Cuando hablamos de ficción, los móviles del autor son artísticos y, por tanto, difíciles de explicar. En contra de lo que pensaban los ilustrados, el arte no puede, ni debe, someterse a cánones que coarten la libertad del creador; si lo hace, su trabajo corre el riesgo de degenerar: ya no será arte, sino artesanía.
La no ficción, el ensayo, es distinto. Los móviles del autor no son artísticos, sino intelectuales; no pretende crear, sino exponer sus ideas, exteriorizar, compartir si se quiere con los demás, un proceso racional propio. Si, además, se trata de un historiador, las cosas se complican. En contra de la creencia popular, la historia no es mera erudición y menos aún simple curiosidad, ni las obras de historia el pobre fruto de una suerte de onanismo intelectual llamado a satisfacer en exclusiva al autor. La historia es una disciplina eminentemente útil: busca estudiar el pasado para proporcionarnos herramientas con las que comprender mejor el presente y, con ello, hacernos más libres. Erraba, desde luego, Napoleón cuando aseguraba que la historia es un conjunto de mentiras acordadas.
Dicho esto, ¿cuáles fueron las razones que me llevaron a escribir La secta republicana? Creo que solo una, la misma que me mueve siempre y que, creo sinceramente, mueve también a todos los historiadores: desvelar el pasado para iluminar el presente. Solo que, en este caso, yo estaba convencido de que resultaba muy necesario desvelar ese pasado y más aún iluminar el presente ¿Por qué?

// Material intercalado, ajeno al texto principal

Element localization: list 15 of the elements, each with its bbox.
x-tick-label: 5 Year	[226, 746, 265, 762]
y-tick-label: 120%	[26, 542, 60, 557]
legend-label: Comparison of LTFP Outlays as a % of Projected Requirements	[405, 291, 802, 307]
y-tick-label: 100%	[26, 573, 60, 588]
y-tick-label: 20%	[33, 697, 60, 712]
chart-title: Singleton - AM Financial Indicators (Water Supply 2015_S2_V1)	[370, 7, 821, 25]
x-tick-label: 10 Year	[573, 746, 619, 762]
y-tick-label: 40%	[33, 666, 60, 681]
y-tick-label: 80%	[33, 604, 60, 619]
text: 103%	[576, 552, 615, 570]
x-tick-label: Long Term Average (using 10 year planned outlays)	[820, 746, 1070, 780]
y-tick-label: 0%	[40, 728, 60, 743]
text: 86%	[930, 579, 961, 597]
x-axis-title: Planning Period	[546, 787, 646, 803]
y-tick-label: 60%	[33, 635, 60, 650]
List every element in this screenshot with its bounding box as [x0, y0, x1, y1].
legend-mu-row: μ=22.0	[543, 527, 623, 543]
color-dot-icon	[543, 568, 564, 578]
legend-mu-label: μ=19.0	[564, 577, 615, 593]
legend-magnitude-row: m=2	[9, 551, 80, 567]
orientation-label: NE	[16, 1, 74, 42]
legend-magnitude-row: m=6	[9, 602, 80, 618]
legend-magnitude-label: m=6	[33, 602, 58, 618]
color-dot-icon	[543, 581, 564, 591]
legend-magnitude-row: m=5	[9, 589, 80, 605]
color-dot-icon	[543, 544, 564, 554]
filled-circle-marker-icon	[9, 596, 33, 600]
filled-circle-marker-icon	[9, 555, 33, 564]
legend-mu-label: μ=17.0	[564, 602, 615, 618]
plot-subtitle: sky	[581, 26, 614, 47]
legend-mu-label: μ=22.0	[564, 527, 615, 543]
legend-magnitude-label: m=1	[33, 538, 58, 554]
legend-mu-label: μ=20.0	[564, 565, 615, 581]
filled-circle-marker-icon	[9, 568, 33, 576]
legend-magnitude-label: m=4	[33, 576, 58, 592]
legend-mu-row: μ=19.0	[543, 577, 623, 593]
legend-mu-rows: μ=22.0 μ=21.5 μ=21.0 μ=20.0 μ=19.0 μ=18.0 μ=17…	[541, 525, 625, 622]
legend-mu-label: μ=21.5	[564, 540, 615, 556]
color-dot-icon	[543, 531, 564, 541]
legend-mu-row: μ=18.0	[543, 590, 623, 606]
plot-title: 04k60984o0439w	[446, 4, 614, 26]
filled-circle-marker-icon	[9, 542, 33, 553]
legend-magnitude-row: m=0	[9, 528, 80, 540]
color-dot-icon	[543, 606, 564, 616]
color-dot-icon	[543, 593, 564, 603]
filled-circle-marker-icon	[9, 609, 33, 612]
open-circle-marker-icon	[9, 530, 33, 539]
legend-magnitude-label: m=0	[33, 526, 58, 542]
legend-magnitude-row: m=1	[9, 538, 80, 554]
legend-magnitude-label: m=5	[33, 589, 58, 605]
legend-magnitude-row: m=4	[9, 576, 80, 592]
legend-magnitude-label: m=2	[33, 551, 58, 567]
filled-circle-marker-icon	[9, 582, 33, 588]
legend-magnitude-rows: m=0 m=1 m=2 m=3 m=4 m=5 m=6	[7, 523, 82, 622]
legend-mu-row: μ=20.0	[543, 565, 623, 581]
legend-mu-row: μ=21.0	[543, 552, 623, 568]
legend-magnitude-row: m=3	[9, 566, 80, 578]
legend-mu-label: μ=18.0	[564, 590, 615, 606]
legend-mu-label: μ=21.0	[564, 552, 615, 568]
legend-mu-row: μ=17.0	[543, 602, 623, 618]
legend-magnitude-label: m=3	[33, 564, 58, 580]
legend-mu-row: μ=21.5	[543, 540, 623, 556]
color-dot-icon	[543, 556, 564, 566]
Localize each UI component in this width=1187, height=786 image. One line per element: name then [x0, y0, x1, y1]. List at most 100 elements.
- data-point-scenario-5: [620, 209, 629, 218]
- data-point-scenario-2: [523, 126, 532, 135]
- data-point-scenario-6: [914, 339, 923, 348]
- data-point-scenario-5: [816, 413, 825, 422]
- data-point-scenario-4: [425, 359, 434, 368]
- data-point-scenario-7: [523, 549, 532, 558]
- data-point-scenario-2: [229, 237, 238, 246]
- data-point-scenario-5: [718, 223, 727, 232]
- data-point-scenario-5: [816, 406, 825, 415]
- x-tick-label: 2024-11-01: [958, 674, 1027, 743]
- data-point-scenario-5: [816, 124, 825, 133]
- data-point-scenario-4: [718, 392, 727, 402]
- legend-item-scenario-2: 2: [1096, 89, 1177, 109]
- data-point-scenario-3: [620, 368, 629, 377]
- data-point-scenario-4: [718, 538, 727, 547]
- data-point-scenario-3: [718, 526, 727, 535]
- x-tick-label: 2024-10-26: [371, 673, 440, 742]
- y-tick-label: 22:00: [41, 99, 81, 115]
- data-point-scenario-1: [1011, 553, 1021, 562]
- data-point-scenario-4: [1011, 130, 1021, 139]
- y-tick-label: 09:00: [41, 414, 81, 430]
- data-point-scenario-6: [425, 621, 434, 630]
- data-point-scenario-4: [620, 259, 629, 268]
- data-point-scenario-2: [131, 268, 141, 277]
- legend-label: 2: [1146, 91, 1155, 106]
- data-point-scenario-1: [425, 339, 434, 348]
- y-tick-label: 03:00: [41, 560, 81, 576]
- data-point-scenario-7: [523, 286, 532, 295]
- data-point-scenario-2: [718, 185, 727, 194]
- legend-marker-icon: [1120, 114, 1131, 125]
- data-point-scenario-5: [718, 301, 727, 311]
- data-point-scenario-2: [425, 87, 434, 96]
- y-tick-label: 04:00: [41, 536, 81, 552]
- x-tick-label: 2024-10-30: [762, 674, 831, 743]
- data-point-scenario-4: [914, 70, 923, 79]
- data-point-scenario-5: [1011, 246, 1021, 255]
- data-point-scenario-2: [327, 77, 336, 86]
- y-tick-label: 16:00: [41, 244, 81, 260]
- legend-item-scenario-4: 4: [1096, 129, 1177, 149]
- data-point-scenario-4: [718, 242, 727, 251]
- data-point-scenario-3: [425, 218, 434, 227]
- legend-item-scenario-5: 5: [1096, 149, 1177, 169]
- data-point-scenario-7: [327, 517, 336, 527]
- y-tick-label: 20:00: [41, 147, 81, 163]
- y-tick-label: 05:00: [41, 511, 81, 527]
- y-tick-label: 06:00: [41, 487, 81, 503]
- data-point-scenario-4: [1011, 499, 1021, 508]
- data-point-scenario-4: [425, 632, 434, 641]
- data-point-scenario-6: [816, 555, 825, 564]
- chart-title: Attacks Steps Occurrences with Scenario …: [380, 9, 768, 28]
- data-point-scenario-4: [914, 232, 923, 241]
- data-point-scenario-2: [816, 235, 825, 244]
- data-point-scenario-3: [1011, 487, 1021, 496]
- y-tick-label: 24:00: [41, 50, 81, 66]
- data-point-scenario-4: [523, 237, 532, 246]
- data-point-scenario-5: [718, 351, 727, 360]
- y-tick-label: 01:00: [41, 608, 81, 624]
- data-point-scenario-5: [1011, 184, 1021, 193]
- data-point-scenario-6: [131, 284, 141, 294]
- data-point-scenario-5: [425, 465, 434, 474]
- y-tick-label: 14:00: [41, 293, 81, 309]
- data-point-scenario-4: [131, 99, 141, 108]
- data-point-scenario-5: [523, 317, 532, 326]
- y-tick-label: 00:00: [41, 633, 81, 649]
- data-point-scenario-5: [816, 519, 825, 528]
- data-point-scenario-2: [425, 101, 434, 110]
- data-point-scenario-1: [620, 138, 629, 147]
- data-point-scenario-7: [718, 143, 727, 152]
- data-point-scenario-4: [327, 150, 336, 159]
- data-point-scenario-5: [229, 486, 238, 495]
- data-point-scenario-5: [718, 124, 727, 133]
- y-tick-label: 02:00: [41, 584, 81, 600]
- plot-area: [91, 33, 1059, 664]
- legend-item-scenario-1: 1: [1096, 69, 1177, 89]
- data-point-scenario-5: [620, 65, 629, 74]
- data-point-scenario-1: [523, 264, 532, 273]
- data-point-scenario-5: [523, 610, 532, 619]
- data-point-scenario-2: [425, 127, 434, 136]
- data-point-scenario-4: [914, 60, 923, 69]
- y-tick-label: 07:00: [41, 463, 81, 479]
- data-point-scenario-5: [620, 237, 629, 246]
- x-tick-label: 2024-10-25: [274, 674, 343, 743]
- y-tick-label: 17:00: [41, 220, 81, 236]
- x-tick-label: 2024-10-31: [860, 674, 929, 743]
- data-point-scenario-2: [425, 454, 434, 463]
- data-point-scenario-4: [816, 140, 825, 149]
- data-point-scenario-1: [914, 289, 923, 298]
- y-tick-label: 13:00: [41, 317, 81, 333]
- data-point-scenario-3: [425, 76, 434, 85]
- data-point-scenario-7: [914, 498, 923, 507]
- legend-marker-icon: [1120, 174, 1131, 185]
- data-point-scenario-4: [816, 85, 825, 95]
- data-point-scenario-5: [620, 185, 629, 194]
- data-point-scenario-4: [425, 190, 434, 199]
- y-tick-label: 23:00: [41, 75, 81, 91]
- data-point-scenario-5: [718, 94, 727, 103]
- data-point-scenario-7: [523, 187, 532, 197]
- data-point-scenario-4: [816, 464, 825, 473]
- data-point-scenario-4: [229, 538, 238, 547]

Digamos que, en este caso, el pasado se daba por hecho. Existía, digamos, un falso consenso, o más bien un consenso que se hacía pasar por tal, sobre la Segunda República, su naturaleza y la de sus principales protagonistas. En otras palabras, parecía existir una visión canónica sobre este período tan relevante de nuestra historia que excluía cualquier interpretación discordante. La Academia parecía unánime y el Gobierno estaba interesado en que lo pareciera. Las leyes de memoria, así las cosas, venían tan solo a certificar lo evidente: que la Segunda República fue el último de los intentos de hacer triunfar en nuestro país la democracia y, como proclama el Preámbulo de la última de estas leyes, «fue interrumpido por un golpe de Estado y una cruenta guerra» impulsada «por quienes pretendieron alejar a nuestro país de procesos más inclusivos, tolerantes, de igualdad, justicia social y solidaridad».[1]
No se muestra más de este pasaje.